Sayın Ceycet, yanlış anlamadım, gayet iyi anladım.
Ancak ben bu konuda pek emin değilim. Farklı bir şeye inanmak, farklı bir yola girmektir. Ve o farklı yol, ondan önceki yolun çizgisinde değildir. Evet yeni bir yol vardır önümde, ama eski yol "izlenmesi gereken rota" anlamında artık plandan çıkarılmıştır. Dolayısıyla İslam'da net belirli bazı kıstaslar dışında bir şeye inanılırsa, bu inanılan şeyin İslam olamayacağını düşünüyorum.

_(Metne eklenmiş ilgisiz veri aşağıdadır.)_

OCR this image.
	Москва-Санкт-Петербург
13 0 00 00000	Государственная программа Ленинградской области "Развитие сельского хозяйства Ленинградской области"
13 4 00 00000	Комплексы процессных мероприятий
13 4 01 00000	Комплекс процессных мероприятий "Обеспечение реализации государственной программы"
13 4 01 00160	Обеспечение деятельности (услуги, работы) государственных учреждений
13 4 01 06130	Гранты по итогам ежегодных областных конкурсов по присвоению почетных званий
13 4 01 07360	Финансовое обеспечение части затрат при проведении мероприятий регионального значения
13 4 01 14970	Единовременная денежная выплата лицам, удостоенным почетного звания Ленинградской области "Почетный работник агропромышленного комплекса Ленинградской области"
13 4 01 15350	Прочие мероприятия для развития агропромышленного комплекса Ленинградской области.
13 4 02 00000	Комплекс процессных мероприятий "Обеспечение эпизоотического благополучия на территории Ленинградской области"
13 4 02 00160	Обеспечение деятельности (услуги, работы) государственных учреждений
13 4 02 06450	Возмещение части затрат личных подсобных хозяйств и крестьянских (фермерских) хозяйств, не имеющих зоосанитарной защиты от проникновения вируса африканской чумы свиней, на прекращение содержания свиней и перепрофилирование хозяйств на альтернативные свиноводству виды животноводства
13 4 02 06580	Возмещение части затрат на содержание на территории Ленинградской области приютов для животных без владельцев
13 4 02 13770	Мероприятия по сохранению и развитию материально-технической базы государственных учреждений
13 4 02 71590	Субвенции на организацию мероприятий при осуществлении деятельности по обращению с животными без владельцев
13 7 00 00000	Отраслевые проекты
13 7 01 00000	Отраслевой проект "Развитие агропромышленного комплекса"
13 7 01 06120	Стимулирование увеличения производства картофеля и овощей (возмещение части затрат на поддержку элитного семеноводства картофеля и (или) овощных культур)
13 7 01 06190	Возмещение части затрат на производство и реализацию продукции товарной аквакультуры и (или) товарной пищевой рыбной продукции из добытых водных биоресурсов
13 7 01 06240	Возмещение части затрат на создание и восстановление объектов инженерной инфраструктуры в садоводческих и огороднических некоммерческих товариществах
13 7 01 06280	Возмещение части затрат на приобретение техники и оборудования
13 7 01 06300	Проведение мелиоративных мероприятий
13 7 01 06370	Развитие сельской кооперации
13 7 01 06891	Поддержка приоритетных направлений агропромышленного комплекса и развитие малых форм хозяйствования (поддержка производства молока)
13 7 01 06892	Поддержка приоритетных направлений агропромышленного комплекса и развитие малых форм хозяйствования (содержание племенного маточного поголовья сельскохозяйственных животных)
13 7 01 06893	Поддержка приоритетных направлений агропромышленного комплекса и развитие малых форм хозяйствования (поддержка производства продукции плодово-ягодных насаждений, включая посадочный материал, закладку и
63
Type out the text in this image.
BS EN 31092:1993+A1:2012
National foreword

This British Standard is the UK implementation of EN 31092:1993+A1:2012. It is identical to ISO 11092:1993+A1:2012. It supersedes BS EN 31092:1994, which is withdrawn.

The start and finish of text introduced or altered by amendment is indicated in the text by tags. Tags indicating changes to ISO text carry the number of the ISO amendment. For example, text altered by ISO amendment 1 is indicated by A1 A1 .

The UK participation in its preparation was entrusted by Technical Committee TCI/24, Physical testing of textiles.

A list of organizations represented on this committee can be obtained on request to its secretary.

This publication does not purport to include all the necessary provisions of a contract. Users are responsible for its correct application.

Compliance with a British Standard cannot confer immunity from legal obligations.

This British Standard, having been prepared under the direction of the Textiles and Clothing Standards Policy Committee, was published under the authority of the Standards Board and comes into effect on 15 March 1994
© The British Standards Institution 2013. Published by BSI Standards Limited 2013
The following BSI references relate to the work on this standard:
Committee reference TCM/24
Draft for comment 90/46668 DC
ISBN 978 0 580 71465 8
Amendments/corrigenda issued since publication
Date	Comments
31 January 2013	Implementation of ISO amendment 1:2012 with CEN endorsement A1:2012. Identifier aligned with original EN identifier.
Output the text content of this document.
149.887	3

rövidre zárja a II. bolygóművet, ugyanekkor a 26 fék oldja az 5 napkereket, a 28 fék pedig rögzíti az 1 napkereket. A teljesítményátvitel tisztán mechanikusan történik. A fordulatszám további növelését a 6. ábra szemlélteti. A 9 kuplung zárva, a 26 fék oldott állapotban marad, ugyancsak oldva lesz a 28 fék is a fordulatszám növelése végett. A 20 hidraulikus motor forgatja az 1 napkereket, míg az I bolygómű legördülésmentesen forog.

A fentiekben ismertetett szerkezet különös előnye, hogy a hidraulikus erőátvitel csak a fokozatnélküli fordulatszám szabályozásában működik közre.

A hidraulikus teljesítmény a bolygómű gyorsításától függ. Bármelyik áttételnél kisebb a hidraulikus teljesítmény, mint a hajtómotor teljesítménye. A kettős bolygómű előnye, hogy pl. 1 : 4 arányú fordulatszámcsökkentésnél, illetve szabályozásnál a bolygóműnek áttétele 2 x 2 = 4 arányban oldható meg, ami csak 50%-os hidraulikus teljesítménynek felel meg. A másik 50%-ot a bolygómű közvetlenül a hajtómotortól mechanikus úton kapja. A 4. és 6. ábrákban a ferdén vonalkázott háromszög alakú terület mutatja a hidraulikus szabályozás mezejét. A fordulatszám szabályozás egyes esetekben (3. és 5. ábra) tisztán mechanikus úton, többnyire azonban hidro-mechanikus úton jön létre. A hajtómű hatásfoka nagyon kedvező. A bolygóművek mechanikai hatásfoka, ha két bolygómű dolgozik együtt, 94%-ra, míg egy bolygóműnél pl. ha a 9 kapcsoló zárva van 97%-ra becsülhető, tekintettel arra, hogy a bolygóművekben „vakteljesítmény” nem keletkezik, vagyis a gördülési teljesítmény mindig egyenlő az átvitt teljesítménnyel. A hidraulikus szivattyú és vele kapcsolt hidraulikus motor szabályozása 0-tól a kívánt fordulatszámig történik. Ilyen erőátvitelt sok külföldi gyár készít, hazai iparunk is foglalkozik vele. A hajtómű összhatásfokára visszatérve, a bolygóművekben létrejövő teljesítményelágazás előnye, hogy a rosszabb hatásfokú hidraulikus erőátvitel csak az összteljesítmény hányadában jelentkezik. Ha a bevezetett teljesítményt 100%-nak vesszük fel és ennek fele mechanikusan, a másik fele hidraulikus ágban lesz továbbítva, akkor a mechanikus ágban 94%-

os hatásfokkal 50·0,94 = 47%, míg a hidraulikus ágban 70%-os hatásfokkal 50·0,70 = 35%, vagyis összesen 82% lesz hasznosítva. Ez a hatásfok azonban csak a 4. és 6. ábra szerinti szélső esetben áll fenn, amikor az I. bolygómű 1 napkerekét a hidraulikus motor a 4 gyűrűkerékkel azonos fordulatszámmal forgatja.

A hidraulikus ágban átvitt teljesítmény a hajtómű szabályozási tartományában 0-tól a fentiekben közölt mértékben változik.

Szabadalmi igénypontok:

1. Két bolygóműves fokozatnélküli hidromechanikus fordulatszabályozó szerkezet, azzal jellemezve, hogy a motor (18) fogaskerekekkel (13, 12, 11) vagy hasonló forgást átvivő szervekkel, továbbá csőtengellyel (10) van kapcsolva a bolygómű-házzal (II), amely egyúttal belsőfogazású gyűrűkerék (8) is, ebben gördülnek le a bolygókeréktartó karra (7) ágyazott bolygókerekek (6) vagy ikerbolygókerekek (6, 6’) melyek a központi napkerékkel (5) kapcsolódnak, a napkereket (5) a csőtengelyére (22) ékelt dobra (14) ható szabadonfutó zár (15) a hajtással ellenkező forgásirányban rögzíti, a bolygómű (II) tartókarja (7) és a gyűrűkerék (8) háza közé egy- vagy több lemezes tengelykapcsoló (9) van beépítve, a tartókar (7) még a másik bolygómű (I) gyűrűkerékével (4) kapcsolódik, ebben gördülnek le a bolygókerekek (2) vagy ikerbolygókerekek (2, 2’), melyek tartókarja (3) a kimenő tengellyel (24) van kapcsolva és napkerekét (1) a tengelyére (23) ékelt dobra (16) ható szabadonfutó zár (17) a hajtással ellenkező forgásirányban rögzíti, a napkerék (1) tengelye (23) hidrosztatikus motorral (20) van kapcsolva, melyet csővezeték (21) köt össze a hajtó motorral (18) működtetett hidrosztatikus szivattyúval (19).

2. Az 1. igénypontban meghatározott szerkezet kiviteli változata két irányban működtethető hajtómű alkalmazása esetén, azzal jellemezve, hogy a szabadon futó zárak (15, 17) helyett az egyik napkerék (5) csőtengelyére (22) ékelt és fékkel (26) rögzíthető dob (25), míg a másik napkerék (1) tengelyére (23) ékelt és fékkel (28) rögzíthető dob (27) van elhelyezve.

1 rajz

Aslında bu belgesel beni çok farklı konularda düşünmeye sevketti. İslam'da "tahrif" denen bir kavram vardır ve bu kendinden önce gelmiş ilahi mesajların asıllarını yitirip bozulduğu anlamına gelen bir İslami kavramdır. Hristiyanlıkta bu yoktur mesela. Hristiyanlık, Museviliği aynen kabul eder, Hristiyan öğretisinin, Musevi temeline oturtur.
Bu belgesel, bir çok dinin aynı formda özellikler taşıdığını anlatıyor; Doğa tapınımına benziyor bu. Dinin içindeki insani ilişkiler ve mucizelerle anlatım bulmuş olayların, gökyüzünde ve doğada karşılığı olan doğal olayların sembolik anlatımları olduğunu söylüyor.
Bu eğer böyleyse gerçekten çok basit bir şey olmaz mı bu? Ben Judeohristiyanlığın güneş kültü, İslam'ın ise ay kültü akımlarına, doğa olaylarına rehberlik eden bir edebi sembolizm olduklarını bildiğimde, bunun içinde Yaratıcının yeri neresi olur? Ölümden sonrasının yeri neresi olur? Ben söyleyeyim; olmaz. Ahiret inancı kavramı olan bir dinin, özünde doğa olaylarını betimleyen edebi, sembolik, astronomik doğa gözlemleri olduğunu bir kere farkettiğimde, ben bu yoldan büsbütün uzaklaşırım. Böyle bir şey beni dinlerin, edebi bir anlatımdan başka bir şey olmadıklarından, toplumların, insanların kolektif ruhlarına katkı sağlayan , onları birleştiren pragmatik bazı yan sonuçlar getirdiğinden başka bir şeye inandırmaz.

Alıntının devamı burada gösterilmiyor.